Sobrevoar o deserto – uma leitura de “Algo chega tarde demais”

 

Sobrevoar o deserto / não é leve / nem menos penoso /

do que caminhar / sobre o deserto. // Sobrevoar o

deserto / é sobre / olhar de cima / a si mesmo só /

sozinho / solitário / único / singular. // As asas do avião

/ a imitação. // E a sombra ínfima / o grão de areia. // Eu

nenhum / a explosão. // Sobrevoar o deserto / não tem

fotografia aérea. / De câmera clara / desprovido / não

tem luz / só tem balão. // Sobrevoar o deserto / é falar

poemas / no rádio / tal qual Ricardo.

(poema para Ricardo Pedrosa Alves)

 

Não sei se o que escreverei será o suficiente, nem o bastante.
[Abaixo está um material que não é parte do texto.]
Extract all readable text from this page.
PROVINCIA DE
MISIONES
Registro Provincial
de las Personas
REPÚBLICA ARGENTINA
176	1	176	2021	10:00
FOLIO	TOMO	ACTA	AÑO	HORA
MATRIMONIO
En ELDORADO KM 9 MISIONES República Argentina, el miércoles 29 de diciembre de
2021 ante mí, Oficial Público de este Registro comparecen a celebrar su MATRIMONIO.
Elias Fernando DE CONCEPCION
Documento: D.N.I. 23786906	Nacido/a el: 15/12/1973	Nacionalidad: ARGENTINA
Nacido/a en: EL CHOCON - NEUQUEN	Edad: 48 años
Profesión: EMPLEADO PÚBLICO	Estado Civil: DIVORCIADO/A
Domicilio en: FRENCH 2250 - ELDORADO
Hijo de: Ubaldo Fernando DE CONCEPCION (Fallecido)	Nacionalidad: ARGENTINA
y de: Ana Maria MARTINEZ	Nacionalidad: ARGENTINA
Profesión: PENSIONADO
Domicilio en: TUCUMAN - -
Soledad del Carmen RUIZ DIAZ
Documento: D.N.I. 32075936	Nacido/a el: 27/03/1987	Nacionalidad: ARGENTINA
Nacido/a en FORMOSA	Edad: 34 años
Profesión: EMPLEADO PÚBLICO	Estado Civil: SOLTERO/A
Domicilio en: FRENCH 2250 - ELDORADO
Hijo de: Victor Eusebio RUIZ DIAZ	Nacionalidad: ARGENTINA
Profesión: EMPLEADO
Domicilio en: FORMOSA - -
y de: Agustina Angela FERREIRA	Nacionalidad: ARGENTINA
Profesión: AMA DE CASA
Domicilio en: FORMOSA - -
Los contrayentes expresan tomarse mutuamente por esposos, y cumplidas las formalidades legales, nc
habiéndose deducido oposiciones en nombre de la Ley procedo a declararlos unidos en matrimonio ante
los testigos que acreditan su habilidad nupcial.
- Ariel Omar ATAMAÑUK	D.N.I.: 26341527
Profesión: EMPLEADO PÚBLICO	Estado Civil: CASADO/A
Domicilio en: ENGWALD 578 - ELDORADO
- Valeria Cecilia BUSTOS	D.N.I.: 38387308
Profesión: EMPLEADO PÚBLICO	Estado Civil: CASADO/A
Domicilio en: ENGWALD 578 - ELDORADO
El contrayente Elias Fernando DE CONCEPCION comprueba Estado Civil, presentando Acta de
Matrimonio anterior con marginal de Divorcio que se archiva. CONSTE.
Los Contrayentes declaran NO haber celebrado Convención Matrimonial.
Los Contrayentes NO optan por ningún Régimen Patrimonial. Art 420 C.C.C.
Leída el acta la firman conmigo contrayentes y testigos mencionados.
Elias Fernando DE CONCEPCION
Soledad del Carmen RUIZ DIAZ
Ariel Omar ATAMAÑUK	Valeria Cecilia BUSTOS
Escrever é sempre parcial, faltante. Não sei se terei fôlego, se atravessarei a piscina de uma borda à outra, tendo a poesia de Ricardo Pedrosa Alves como miolo. Não sei se chegarei tarde, cedo ou à hora. Sei que essa ideia de hora tem me rondado já tem um tempo. Fui reler A Hora e a Vez de Augusto Matraga, do Rosa. Fui reler A Hora da Estrela, de Clarice Lispector. Fui assistir a aulas.

Sei que vou escrever me incluindo. Não tenho como me ausentar. Os poemas de Algo chega tarde demais (Medusa, 2020) me sugeriram, assim que os comecei a ler, os ler em voz alta, com os dedos de uma das mãos na boca.

Acabei de pensar em uma frase que já usei em um conto meu: quando desci não parecia ser assim tão longo.

Estou lendo os textos do mais recente livro de Ricardo Pedrosa Alves em voz alta e segurando a boca, mas de modo a não impedir que o som das palavras saia, nem que a boca não articule. Uma experiência de segurar a palavra poética do texto quando ele escapa dito. Será uma doideira isso?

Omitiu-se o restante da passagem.